Data from: Humidity stress and its consequences for male pre- and post-copulatory fitness traits in an insect

Global declines in insect abundance are of significant concern. While there is evidence that climate change is contributing to insect declines, we know little of the direct mechanisms responsible for these declines. Male fertility is compromised by increasing temperatures, and the thermal limit to fertility has been implicated as an important factor in the response of insects to climate change. However, climate change is affecting both temperature and hydric conditions, and the effects of water availability on male fertility have rarely been considered. Here we exposed male crickets Teleogryllus oceanicus to either low- or high-humidity environments while holding temperature constant. We measured water loss and the expression of both pre- and post-mating reproductive traits. Males exposed to a low-humidity environment lost more water than males exposed to a high-humidity environment. A male’s cuticular hydrocarbon profile (CHC) did not affect the amount of water lost, and males did not adjust the composition of their CHC profiles in response to hydric conditions. Males exposed to a low-humidity environment were less likely to produce courtship song or produced songs of low quality.
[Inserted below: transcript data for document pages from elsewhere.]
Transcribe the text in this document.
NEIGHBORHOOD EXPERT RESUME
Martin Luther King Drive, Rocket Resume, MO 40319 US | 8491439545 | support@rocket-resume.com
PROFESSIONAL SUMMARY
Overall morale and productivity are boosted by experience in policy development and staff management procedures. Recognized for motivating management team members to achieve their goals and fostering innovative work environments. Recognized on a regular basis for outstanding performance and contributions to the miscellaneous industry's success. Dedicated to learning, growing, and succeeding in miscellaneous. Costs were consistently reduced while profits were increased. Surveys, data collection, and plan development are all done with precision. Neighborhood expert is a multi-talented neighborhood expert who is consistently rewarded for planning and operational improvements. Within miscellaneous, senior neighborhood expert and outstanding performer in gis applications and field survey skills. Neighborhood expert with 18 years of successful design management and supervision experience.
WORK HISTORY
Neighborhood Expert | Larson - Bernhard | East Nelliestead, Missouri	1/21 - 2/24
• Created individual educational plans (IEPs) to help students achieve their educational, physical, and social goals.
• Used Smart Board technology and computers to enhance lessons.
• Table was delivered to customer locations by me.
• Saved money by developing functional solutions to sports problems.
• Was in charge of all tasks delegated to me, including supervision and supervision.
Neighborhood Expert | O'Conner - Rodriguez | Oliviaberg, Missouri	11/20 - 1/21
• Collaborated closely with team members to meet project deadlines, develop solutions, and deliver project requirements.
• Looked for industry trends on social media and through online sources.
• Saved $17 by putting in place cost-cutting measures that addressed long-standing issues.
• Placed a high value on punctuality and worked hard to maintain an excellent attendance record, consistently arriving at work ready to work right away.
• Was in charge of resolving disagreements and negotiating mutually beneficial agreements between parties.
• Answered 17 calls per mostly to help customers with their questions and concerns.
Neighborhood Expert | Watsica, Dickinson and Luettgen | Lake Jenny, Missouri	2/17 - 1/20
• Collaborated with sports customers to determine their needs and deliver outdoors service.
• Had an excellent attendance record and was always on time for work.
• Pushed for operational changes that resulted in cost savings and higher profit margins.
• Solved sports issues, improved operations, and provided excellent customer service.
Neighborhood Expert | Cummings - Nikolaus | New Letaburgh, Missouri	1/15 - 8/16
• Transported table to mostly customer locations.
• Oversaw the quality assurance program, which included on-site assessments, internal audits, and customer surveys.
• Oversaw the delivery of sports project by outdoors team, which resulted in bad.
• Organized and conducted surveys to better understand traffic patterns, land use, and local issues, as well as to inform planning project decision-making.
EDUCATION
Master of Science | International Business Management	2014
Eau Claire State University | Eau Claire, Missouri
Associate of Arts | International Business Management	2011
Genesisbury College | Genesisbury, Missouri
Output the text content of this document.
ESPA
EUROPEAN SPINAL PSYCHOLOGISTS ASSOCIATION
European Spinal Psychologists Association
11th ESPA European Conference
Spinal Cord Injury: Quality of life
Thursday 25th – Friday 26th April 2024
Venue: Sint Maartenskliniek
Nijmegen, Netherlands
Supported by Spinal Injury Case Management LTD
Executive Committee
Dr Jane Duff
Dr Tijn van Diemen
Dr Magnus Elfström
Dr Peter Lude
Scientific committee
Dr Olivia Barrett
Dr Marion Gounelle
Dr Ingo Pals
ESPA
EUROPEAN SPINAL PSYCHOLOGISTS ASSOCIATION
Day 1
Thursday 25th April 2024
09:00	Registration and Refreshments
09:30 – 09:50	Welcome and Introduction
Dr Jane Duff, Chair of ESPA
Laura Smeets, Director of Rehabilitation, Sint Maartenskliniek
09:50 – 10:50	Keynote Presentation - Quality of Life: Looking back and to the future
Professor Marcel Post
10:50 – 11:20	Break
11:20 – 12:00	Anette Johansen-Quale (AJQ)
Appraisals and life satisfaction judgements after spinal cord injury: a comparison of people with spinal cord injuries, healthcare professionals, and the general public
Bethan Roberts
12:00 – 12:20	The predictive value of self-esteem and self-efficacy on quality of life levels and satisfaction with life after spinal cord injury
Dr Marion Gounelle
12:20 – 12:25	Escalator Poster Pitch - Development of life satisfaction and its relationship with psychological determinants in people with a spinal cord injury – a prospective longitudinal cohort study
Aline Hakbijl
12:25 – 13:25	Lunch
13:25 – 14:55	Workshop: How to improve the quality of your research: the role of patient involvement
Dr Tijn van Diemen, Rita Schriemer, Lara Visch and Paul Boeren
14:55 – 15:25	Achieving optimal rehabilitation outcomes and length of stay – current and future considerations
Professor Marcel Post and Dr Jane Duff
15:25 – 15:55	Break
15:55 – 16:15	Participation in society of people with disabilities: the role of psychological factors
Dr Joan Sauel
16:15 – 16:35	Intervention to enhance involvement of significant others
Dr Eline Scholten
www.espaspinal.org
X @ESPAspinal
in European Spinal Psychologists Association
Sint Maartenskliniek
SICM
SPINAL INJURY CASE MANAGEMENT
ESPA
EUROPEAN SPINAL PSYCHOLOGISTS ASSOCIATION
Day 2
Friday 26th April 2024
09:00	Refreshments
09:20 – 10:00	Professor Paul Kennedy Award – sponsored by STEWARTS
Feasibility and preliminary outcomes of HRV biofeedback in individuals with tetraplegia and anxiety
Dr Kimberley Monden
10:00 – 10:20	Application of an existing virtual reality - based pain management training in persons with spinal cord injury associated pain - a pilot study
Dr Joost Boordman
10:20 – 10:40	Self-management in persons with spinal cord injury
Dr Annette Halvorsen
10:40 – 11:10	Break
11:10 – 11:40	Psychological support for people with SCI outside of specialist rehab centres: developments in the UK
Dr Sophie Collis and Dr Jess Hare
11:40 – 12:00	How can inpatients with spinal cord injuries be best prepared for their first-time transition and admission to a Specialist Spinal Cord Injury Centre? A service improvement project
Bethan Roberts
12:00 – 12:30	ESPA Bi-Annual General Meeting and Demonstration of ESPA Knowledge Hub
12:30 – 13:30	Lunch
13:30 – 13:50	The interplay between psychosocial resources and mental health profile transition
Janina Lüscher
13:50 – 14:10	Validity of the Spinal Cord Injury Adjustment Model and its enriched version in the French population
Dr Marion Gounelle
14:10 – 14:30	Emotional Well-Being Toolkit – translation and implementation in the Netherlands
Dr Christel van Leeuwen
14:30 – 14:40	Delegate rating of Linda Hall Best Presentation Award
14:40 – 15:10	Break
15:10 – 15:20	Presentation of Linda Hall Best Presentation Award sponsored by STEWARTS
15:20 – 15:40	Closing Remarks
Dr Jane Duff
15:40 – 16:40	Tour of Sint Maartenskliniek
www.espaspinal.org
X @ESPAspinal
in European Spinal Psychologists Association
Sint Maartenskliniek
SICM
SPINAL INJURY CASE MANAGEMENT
Their spermatophores failed to evacuate and their ejaculates contained sperm of reduced viability. The detrimental effects of low humidity on male reproductive traits will compromise male fertility and population persistence. We argue that limits to insect fertility based on temperature alone are likely to underestimate the true effects of climate change on insect persistence, and that the explicit incorporation of water regulation into our modelling will yield more accurate predictions of the effects of climate change on insect declines.

昆虫种群丰度的全球性下降已引发学界广泛关注。尽管已有证据表明气候变化是昆虫种群下降的诱因之一，但我们对引发该现象的直接机制仍知之甚少。温度升高会损害雄性生育力，而生育热极限被认为是昆虫应对气候变化的重要影响因素。然而，气候变化同时影响温度与水分条件，现有研究却极少考虑水分可获得性对雄性生育力的作用。本研究将雄性大洋蟋（Teleogryllus oceanicus）置于恒定温度下的低湿度或高湿度环境中，测定了其水分散失量以及交配前、交配后生殖性状的表达情况。结果显示，低湿度环境中的雄性个体水分散失量显著高于高湿度环境中的个体。雄性的表皮碳氢化合物谱（cuticular hydrocarbon profile, CHC）并不会影响其水分散失量，且雄性个体也不会根据水分条件调整其表皮碳氢化合物谱的组成。处于低湿度环境的雄性个体更不易产生求偶鸣曲，或仅能生成质量较差的鸣曲；其精荚无法正常排出，且精液中的精子活力显著降低。低湿度对雄性生殖性状的不利影响会损害雄性生育力，并威胁种群存续。我们认为，仅基于温度的昆虫生育力限制模型很可能低估了气候变化对昆虫种群存续的真实影响，若在建模过程中明确纳入水分调控因素，将能更精准地预测气候变化对昆虫种群下降的作用效应。